Henry Silva, One Of Cinema's Ultimate Badasses, Has Passed Away

I have Quentin Tarantino to thank for my love of Henry Silva. Many, many moons ago, Tarantino would come to Austin and screen his personal collection of 16mm and 35mm prints of his favorite films, all to support the Austin Film Society. If it wasn't for seeing those obscure movies from the '50s, '60s, and '70s with Tarantino introducing them all, like the most excitable film professor ever, I probably wouldn't have discovered just how much of a badass Henry Silva was, most likely only recognizing him from the original "The Manchurian Candidate" or maybe as one of the villains in "Dick Tracy." 

As we recognize his contribution to the cinematic arts in the wake of his passing at the nice old age of 94, it's probably best to state up front that Silva was a ruthless presence on-screen. He just looked like a killer and that inherent intimidating presence was the foundation for his massive career that spanned from 1950 all the way to 2001.

Being a bad motherf****r is the best kind of job security as an actor because movies always need good villains. He was a staple of Westerns and crime pictures until they went out of style, and then he transitioned into the gangster movies of the 1970s followed by the potpourri of genre films that dominated the '80s and early '90s. From comedic kids' movies to the most violent crime movies ever made, Silva was there.

From Sinatra to Seagal

Silva's most prestigious role was probably that of Chunjin in the original "Manchurian Candidate" from 1962. While problematic by today's standards, Silva's Sicilian and Spanish heritage gave him a unique enough look that he played a Korean houseboy who was secretly a Communist agent. This was one of his three on-screen appearances with Frank Sinatra. He had a small role in 1960's "Ocean's 11," and then appeared again with the entire Rat Pack in the Western "Sergeant's 3" in 1962.

While he was prolific in the 1950s and '60s, going up against big screen icons like Randolph Scott in "The Tall T" and Gregory Peck in "The Bravados," his real time to shine came in the 1970s when Hollywood underwent a radical change. The strict Hayes Code was dismantled, and audiences demanded more realism and violence from their motion pictures. 

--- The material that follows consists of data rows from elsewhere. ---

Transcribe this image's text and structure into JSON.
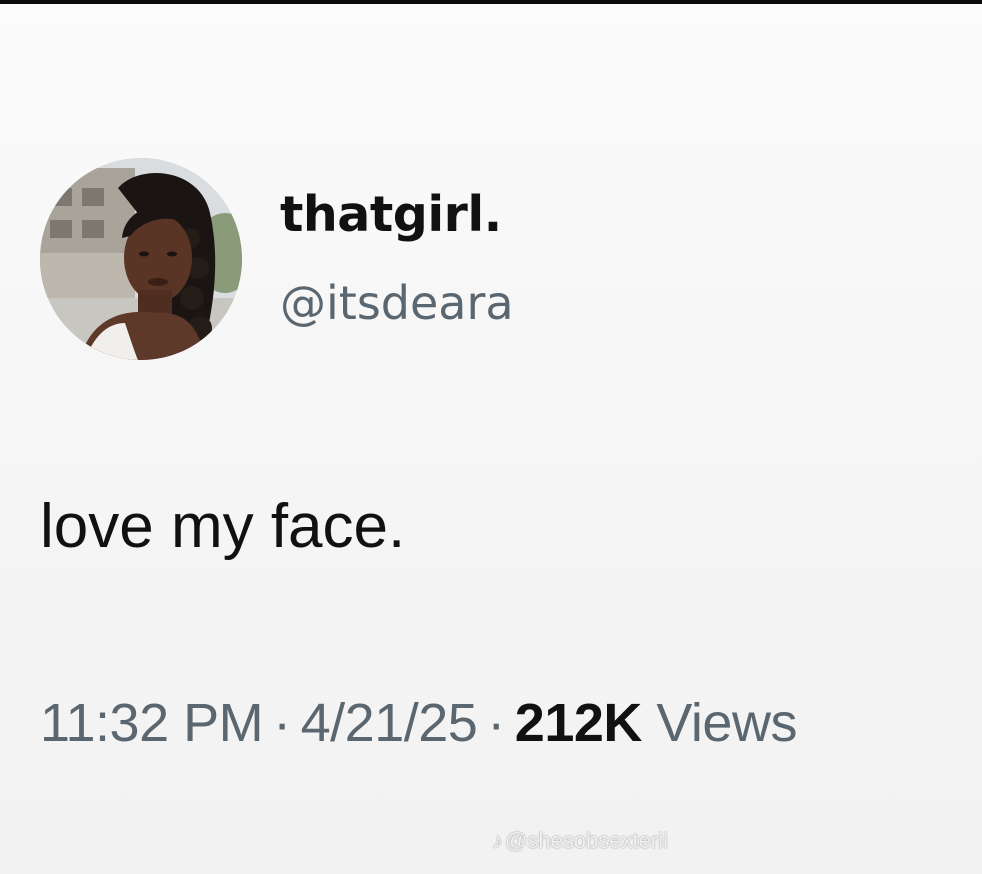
{
  "tweet": {
    "display_name": "thatgirl.",
    "handle": "@itsdeara",
    "text": "love my face.",
    "time": "11:32 PM",
    "date": "4/21/25",
    "views_count": "212K",
    "views_label": "Views",
    "separator": "·"
  },
  "watermark": {
    "icon": "tiktok-icon",
    "text": "@shesobsexterii"
  },
  "colors": {
    "top_bar": "#0b0b0b",
    "background": "#f6f6f6",
    "text": "#111111",
    "secondary_text": "#5b6770"
  }
}
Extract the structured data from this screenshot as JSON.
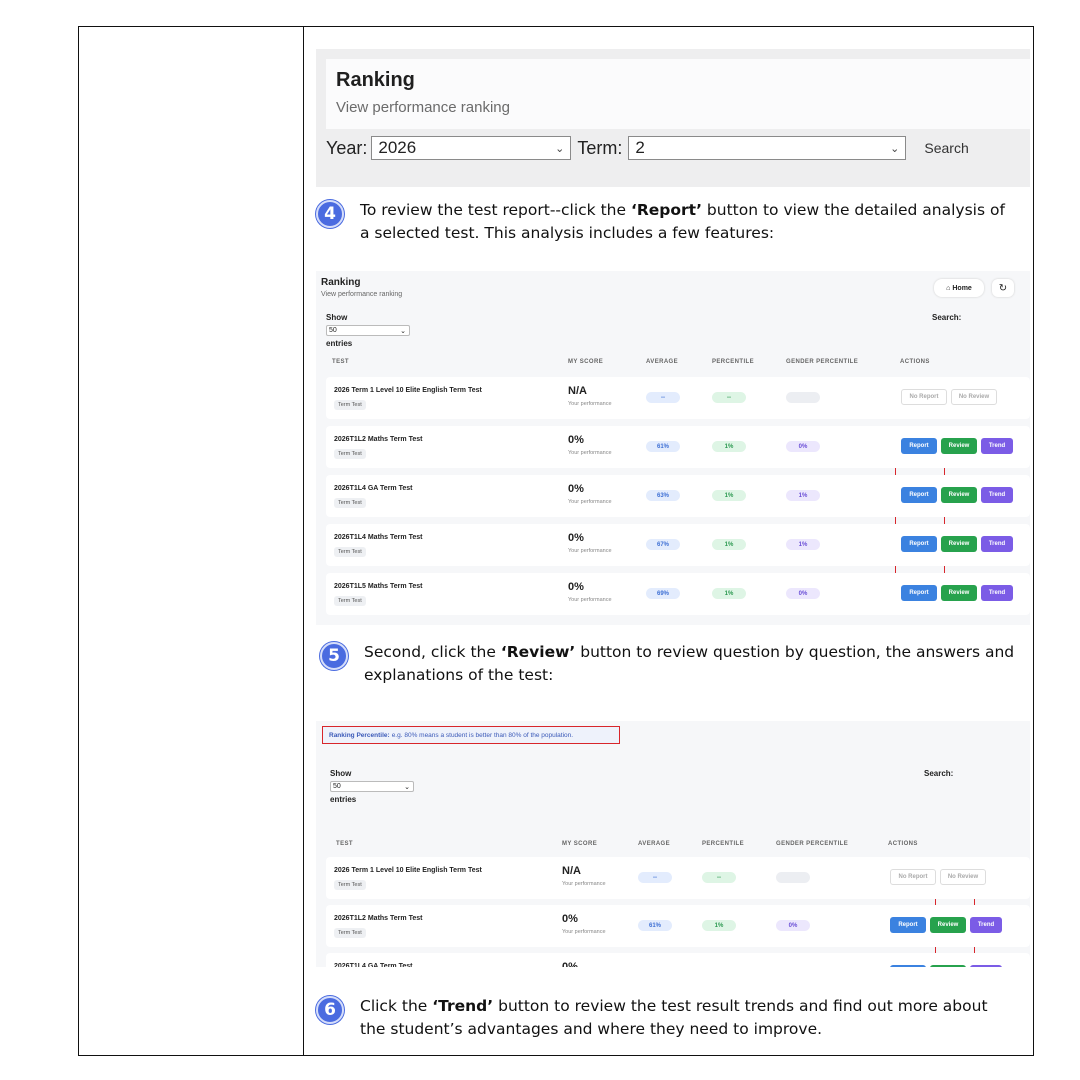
{
  "shot1": {
    "title": "Ranking",
    "subtitle": "View performance ranking",
    "year_label": "Year:",
    "year_value": "2026",
    "term_label": "Term:",
    "term_value": "2",
    "search_label": "Search"
  },
  "step4": {
    "number": "4",
    "text_before": "To review the test report--click the ",
    "bold": "‘Report’",
    "text_after": " button to view the detailed analysis of a selected test. This analysis includes a few features:"
  },
  "step5": {
    "number": "5",
    "text_before": "Second, click the ",
    "bold": "‘Review’",
    "text_after": " button to review question by question, the answers and explanations of the test:"
  },
  "step6": {
    "number": "6",
    "text_before": "Click the ",
    "bold": "‘Trend’",
    "text_after": " button to review the test result trends and find out more about the student’s advantages and where they need to improve."
  },
  "ranking": {
    "title": "Ranking",
    "subtitle": "View performance ranking",
    "home_label": "Home",
    "show_label": "Show",
    "entries_value": "50",
    "entries_label": "entries",
    "search_label": "Search:",
    "notice_bold": "Ranking Percentile:",
    "notice_text": "e.g. 80% means a student is better than 80% of the population.",
    "headers": {
      "test": "TEST",
      "my_score": "MY SCORE",
      "average": "AVERAGE",
      "percentile": "PERCENTILE",
      "gender": "GENDER PERCENTILE",
      "actions": "ACTIONS"
    },
    "tag": "Term Test",
    "perf_label": "Your performance",
    "btn_report": "Report",
    "btn_review": "Review",
    "btn_trend": "Trend",
    "btn_no_report": "No Report",
    "btn_no_review": "No Review",
    "rows": [
      {
        "name": "2026 Term 1 Level 10 Elite English Term Test",
        "score": "N/A",
        "average": "--",
        "percentile": "--",
        "gender": ""
      },
      {
        "name": "2026T1L2 Maths Term Test",
        "score": "0%",
        "average": "61%",
        "percentile": "1%",
        "gender": "0%"
      },
      {
        "name": "2026T1L4 GA Term Test",
        "score": "0%",
        "average": "63%",
        "percentile": "1%",
        "gender": "1%"
      },
      {
        "name": "2026T1L4 Maths Term Test",
        "score": "0%",
        "average": "67%",
        "percentile": "1%",
        "gender": "1%"
      },
      {
        "name": "2026T1L5 Maths Term Test",
        "score": "0%",
        "average": "69%",
        "percentile": "1%",
        "gender": "0%"
      }
    ]
  }
}
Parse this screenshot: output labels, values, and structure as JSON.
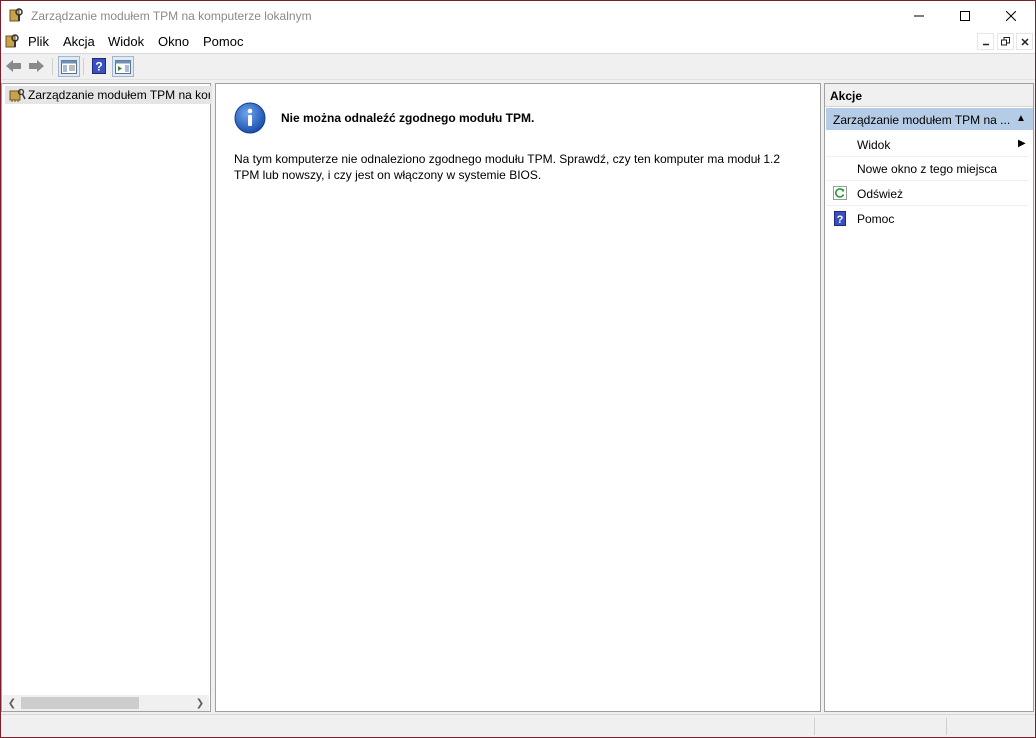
{
  "window": {
    "title": "Zarządzanie modułem TPM na komputerze lokalnym"
  },
  "menubar": {
    "items": [
      "Plik",
      "Akcja",
      "Widok",
      "Okno",
      "Pomoc"
    ]
  },
  "toolbar": {
    "icons": [
      "back-arrow-icon",
      "forward-arrow-icon",
      "show-hide-console-tree-icon",
      "help-icon",
      "show-hide-action-pane-icon"
    ]
  },
  "tree": {
    "root_label": "Zarządzanie modułem TPM na kon"
  },
  "content": {
    "message_title": "Nie można odnaleźć zgodnego modułu TPM.",
    "message_body": "Na tym komputerze nie odnaleziono zgodnego modułu TPM. Sprawdź, czy ten komputer ma moduł 1.2 TPM lub nowszy, i czy jest on włączony w systemie BIOS."
  },
  "actions": {
    "header": "Akcje",
    "group_label": "Zarządzanie modułem TPM na ...",
    "items": [
      {
        "label": "Widok",
        "has_submenu": true
      },
      {
        "label": "Nowe okno z tego miejsca"
      },
      {
        "label": "Odśwież",
        "icon": "refresh-icon"
      },
      {
        "label": "Pomoc",
        "icon": "help-icon"
      }
    ]
  },
  "colors": {
    "selected_group": "#b5cce6",
    "frame_border": "#7a1f2b",
    "info_icon_blue": "#1f5fbf"
  }
}
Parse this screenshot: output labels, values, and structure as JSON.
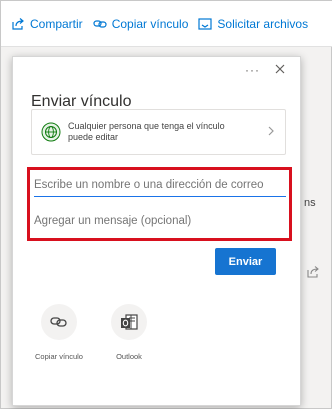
{
  "toolbar": {
    "share_label": "Compartir",
    "copy_link_label": "Copiar vínculo",
    "request_files_label": "Solicitar archivos"
  },
  "background": {
    "partial_text": "ns"
  },
  "dialog": {
    "title": "Enviar vínculo",
    "more_label": "···",
    "permission_text": "Cualquier persona que tenga el vínculo puede editar",
    "to_placeholder": "Escribe un nombre o una dirección de correo",
    "message_placeholder": "Agregar un mensaje (opcional)",
    "send_label": "Enviar",
    "actions": [
      {
        "label": "Copiar vínculo",
        "icon": "link-icon"
      },
      {
        "label": "Outlook",
        "icon": "outlook-icon"
      }
    ]
  },
  "colors": {
    "accent": "#0078d4",
    "send_button": "#1674d1",
    "highlight_border": "#d8101e",
    "globe_icon": "#107c10"
  }
}
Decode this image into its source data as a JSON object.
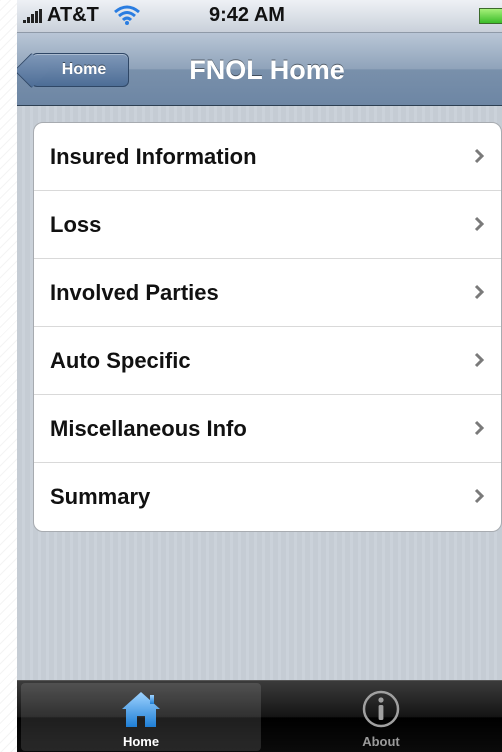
{
  "status_bar": {
    "carrier": "AT&T",
    "time": "9:42 AM"
  },
  "nav": {
    "back_label": "Home",
    "title": "FNOL Home"
  },
  "menu": {
    "items": [
      {
        "label": "Insured Information"
      },
      {
        "label": "Loss"
      },
      {
        "label": "Involved Parties"
      },
      {
        "label": "Auto Specific"
      },
      {
        "label": "Miscellaneous Info"
      },
      {
        "label": "Summary"
      }
    ]
  },
  "tab_bar": {
    "tabs": [
      {
        "label": "Home",
        "icon": "home-icon",
        "selected": true
      },
      {
        "label": "About",
        "icon": "info-icon",
        "selected": false
      }
    ]
  },
  "colors": {
    "nav_bar": "#7990ab",
    "active_tab_icon": "#4aa3e8"
  }
}
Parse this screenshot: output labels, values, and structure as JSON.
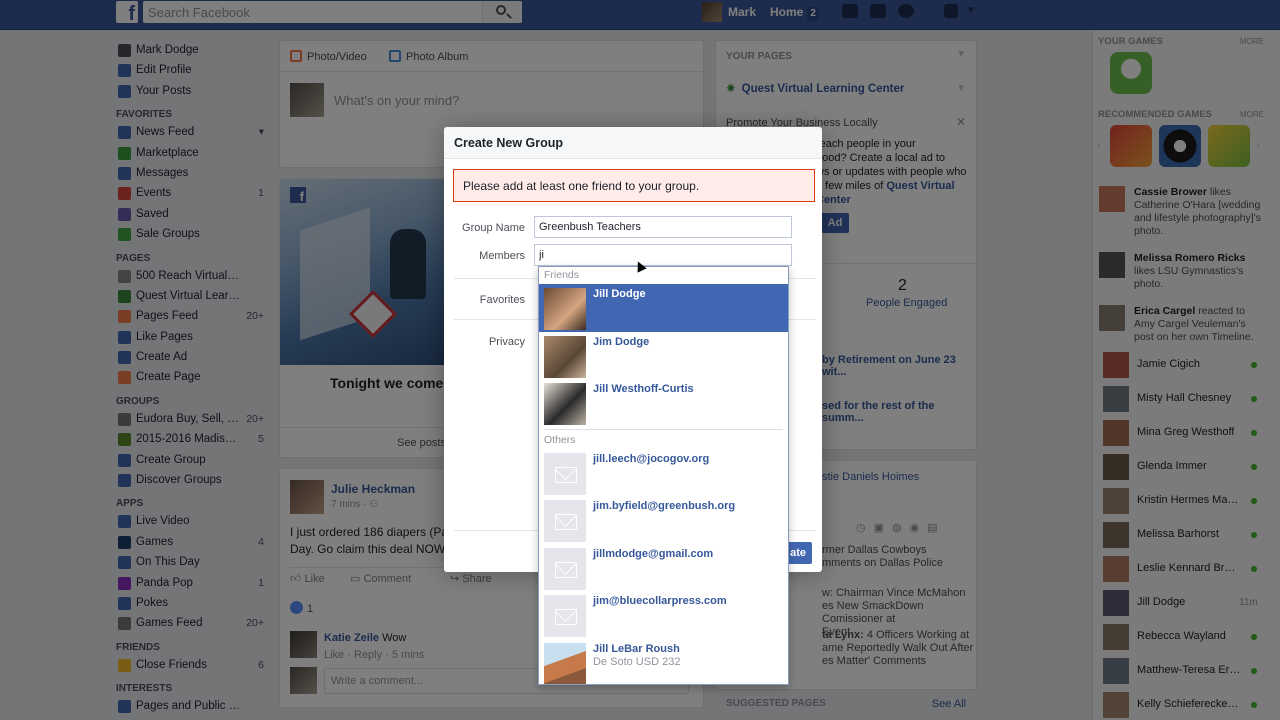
{
  "topbar": {
    "logo": "f",
    "search_placeholder": "Search Facebook",
    "user_name": "Mark",
    "home_label": "Home",
    "home_count": "2"
  },
  "leftnav": {
    "profile": [
      {
        "label": "Mark Dodge"
      },
      {
        "label": "Edit Profile"
      },
      {
        "label": "Your Posts"
      }
    ],
    "sections": [
      {
        "title": "FAVORITES",
        "items": [
          {
            "label": "News Feed",
            "count": "▾"
          },
          {
            "label": "Marketplace",
            "count": ""
          },
          {
            "label": "Messages",
            "count": ""
          },
          {
            "label": "Events",
            "count": "1"
          },
          {
            "label": "Saved",
            "count": ""
          },
          {
            "label": "Sale Groups",
            "count": ""
          }
        ]
      },
      {
        "title": "PAGES",
        "items": [
          {
            "label": "500 Reach Virtual L...",
            "count": ""
          },
          {
            "label": "Quest Virtual Learni...",
            "count": ""
          },
          {
            "label": "Pages Feed",
            "count": "20+"
          },
          {
            "label": "Like Pages",
            "count": ""
          },
          {
            "label": "Create Ad",
            "count": ""
          },
          {
            "label": "Create Page",
            "count": ""
          }
        ]
      },
      {
        "title": "GROUPS",
        "items": [
          {
            "label": "Eudora Buy, Sell, & T...",
            "count": "20+"
          },
          {
            "label": "2015-2016 Madison ...",
            "count": "5"
          },
          {
            "label": "Create Group",
            "count": ""
          },
          {
            "label": "Discover Groups",
            "count": ""
          }
        ]
      },
      {
        "title": "APPS",
        "items": [
          {
            "label": "Live Video",
            "count": ""
          },
          {
            "label": "Games",
            "count": "4"
          },
          {
            "label": "On This Day",
            "count": ""
          },
          {
            "label": "Panda Pop",
            "count": "1"
          },
          {
            "label": "Pokes",
            "count": ""
          },
          {
            "label": "Games Feed",
            "count": "20+"
          }
        ]
      },
      {
        "title": "FRIENDS",
        "items": [
          {
            "label": "Close Friends",
            "count": "6"
          }
        ]
      },
      {
        "title": "INTERESTS",
        "items": [
          {
            "label": "Pages and Public Fi...",
            "count": ""
          }
        ]
      }
    ]
  },
  "composer": {
    "photo_video": "Photo/Video",
    "photo_album": "Photo Album",
    "placeholder": "What's on your mind?"
  },
  "promo": {
    "tonight": "Tonight we come",
    "see_posts": "See posts"
  },
  "post": {
    "author": "Julie Heckman",
    "time": "7 mins · ",
    "text_line1": "I just ordered 186 diapers (Pa",
    "text_line2": "Day. Go claim this deal NOW",
    "like": "Like",
    "comment": "Comment",
    "share": "Share",
    "like_count": "1",
    "commenter": "Katie Zeile",
    "comment_text": "Wow",
    "comment_actions": "Like · Reply · 5 mins",
    "write_comment": "Write a comment..."
  },
  "your_pages": {
    "title": "YOUR PAGES",
    "page_name": "Quest Virtual Learning Center",
    "promote": "Promote Your Business Locally",
    "ad_text_1": "reach people in your",
    "ad_text_2": "hood? Create a local ad to",
    "ad_text_3": "ws or updates with people who",
    "ad_text_4": "a few miles of",
    "ad_link": "Quest Virtual",
    "ad_link_2": "Center",
    "ad_button": "Ad",
    "engaged_count": "2",
    "engaged_label": "People Engaged",
    "link_1": "by Retirement on June 23 wit...",
    "link_2": "sed for the rest of the summ...",
    "trending_1": "stie Daniels Hoimes",
    "t1": "rmer Dallas Cowboys",
    "t2": "mments on Dallas Police",
    "t3": "w: Chairman Vince McMahon",
    "t4": "es New SmackDown Comissioner at",
    "t5": "Event",
    "t6": "ta Lynx:",
    "t7": "4 Officers Working at",
    "t8": "ame Reportedly Walk Out After",
    "t9": "es Matter' Comments",
    "suggested": "SUGGESTED PAGES",
    "see_all": "See All"
  },
  "right": {
    "your_games": "YOUR GAMES",
    "more": "MORE",
    "recommended": "RECOMMENDED GAMES",
    "more2": "MORE",
    "activity": [
      {
        "name": "Cassie Brower",
        "rest": " likes Catherine O'Hara [wedding and lifestyle photography]'s photo."
      },
      {
        "name": "Melissa Romero Ricks",
        "rest": " likes LSU Gymnastics's photo."
      },
      {
        "name": "Erica Cargel",
        "rest": " reacted to Amy Cargel Veuleman's post on her own Timeline."
      }
    ],
    "chat": [
      {
        "name": "Jamie Cigich",
        "time": ""
      },
      {
        "name": "Misty Hall Chesney",
        "time": ""
      },
      {
        "name": "Mina Greg Westhoff",
        "time": ""
      },
      {
        "name": "Glenda Immer",
        "time": ""
      },
      {
        "name": "Kristin Hermes Mage...",
        "time": ""
      },
      {
        "name": "Melissa Barhorst",
        "time": ""
      },
      {
        "name": "Leslie Kennard Brock...",
        "time": ""
      },
      {
        "name": "Jill Dodge",
        "time": "11m"
      },
      {
        "name": "Rebecca Wayland",
        "time": ""
      },
      {
        "name": "Matthew-Teresa Eric...",
        "time": ""
      },
      {
        "name": "Kelly Schieferecke M...",
        "time": ""
      }
    ]
  },
  "modal": {
    "title": "Create New Group",
    "error": "Please add at least one friend to your group.",
    "group_name_label": "Group Name",
    "group_name_value": "Greenbush Teachers",
    "members_label": "Members",
    "members_value": "ji",
    "favorites_label": "Favorites",
    "privacy_label": "Privacy",
    "create_button": "ate"
  },
  "dropdown": {
    "friends_header": "Friends",
    "friends": [
      {
        "name": "Jill Dodge",
        "sub": ""
      },
      {
        "name": "Jim Dodge",
        "sub": ""
      },
      {
        "name": "Jill Westhoff-Curtis",
        "sub": ""
      }
    ],
    "others_header": "Others",
    "others": [
      {
        "name": "jill.leech@jocogov.org",
        "sub": ""
      },
      {
        "name": "jim.byfield@greenbush.org",
        "sub": ""
      },
      {
        "name": "jillmdodge@gmail.com",
        "sub": ""
      },
      {
        "name": "jim@bluecollarpress.com",
        "sub": ""
      },
      {
        "name": "Jill LeBar Roush",
        "sub": "De Soto USD 232"
      }
    ]
  },
  "colors": {
    "brand": "#3b5998",
    "link": "#365899",
    "selected": "#4267b2",
    "error_bg": "#ffebe8",
    "online": "#42b72a"
  }
}
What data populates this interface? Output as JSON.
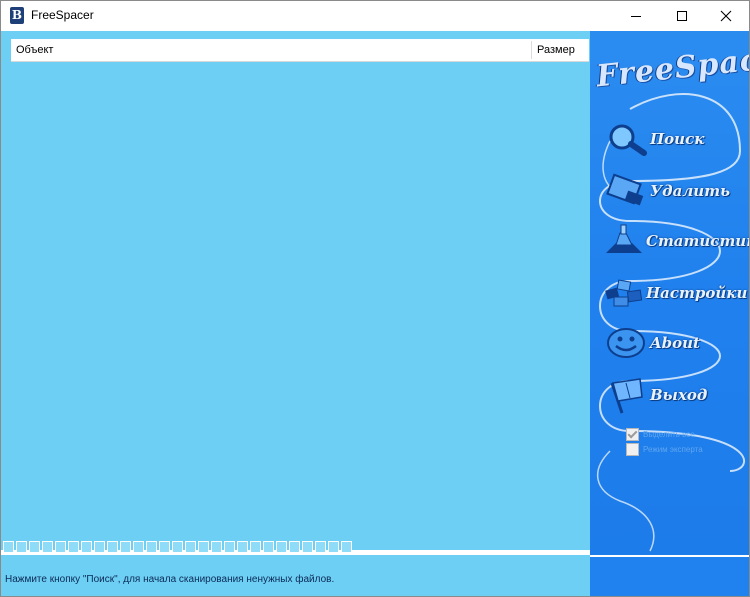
{
  "window": {
    "title": "FreeSpacer",
    "app_icon_letter": "B"
  },
  "list": {
    "columns": [
      {
        "label": "Объект"
      },
      {
        "label": "Размер"
      }
    ],
    "rows": []
  },
  "progress": {
    "cells": 27
  },
  "status": {
    "text": "Нажмите кнопку \"Поиск\", для начала сканирования ненужных файлов."
  },
  "panel": {
    "logo_text": "FreeSpacer",
    "menu": [
      {
        "label": "Поиск",
        "icon": "magnifier-icon"
      },
      {
        "label": "Удалить",
        "icon": "delete-icon"
      },
      {
        "label": "Статистика",
        "icon": "statistics-icon"
      },
      {
        "label": "Настройки",
        "icon": "settings-icon"
      },
      {
        "label": "About",
        "icon": "smiley-icon"
      },
      {
        "label": "Выход",
        "icon": "exit-flag-icon"
      }
    ],
    "checkboxes": [
      {
        "label": "Выделить все",
        "checked": true
      },
      {
        "label": "Режим эксперта",
        "checked": false
      }
    ]
  },
  "colors": {
    "list_bg": "#6ecff5",
    "panel_bg": "#1f80ee",
    "accent_white": "#ffffff"
  }
}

Some of the hottest movies to screen at drive-ins across the country were Italian crime movies, and one of the kids eating them all up was a young Quentin Tarantino. He shared that love with Austin audiences by screening his personal prints of "The Boss" and "The Italian Connection," both of which were directed by the great and undersung Fernando Di Leo.

It's as if Silva was born to be a hitman and both of those movies took full advantage of that, creating kind of proto-John Wick-type characters that you absolutely, positively, under no circumstances want to screw with, and if you do ... well, then you're gonna get what you deserve.

Gangsters and hitmen

These Italian crime movies were sexy, violent, brutal, and built to entertain rowdy crowds.

If you've ever been to an Alamo Drafthouse and have seen one of their funny "No Talking" PSAs taken from old movies, you may have seen a bit from "The Italian Connection" where Silva sits up in a projection booth as a bunch of mobsters watch a porno movie together (hey, it was the 1970s). He slowly loads what can best be described as a rifle that fires an RPG, and then blows the entire theater away. 

That's the kind of ridiculous we're talking about, but it was part of one of the most bizarre and entertaining eras of cinema. Tarantino hints at the prevalence of Italian genre films in his own "Once Upon a Time in Hollywood" when Leonardo DiCaprio's Rick Dalton goes over to Italy and makes what feels like a half-dozen Westerns and crime films. 

While Silva never made a cameo in "Once Upon a Time in Hollywood," it's a safe bet that Rick Dalton co-starred with him in at least one of those movies.

A dependable onscreen threat

As the 1970s gave way to the '80s, Silva was working more than ever, jumping from genre to genre, but always playing a tough bastard. He was tasked with hunting down the man-eating gator in "Alligator," went up against Steven Seagal in 1988's "Above the Law," and appeared beside Chuck Norris in "Code of Silence." 

As he aged, he only became a more threatening presence on screen, and all that seemed to culminate when he played Influence in 1990's "Dick Tracy." The man already had a face that screamed evil henchman, and when you brought in that absurd, off-putting, and extremely cool makeup, the result was an imposing comic book villain for the ages. 

Silva worked throughout the '90s in films that have mostly been lost to time, but he did have one final one-two punch in the late '90s and early aughts. He showed up in 1999's "Ghost Dog: The Way of the Samurai" and made a cameo as one of the last surviving cast members of "Ocean's 11" in the George Clooney 2001 remake "Ocean's Eleven." 

Silva was a one-of-a-kind actor, and his passing will be mourned by cinephiles all over the world.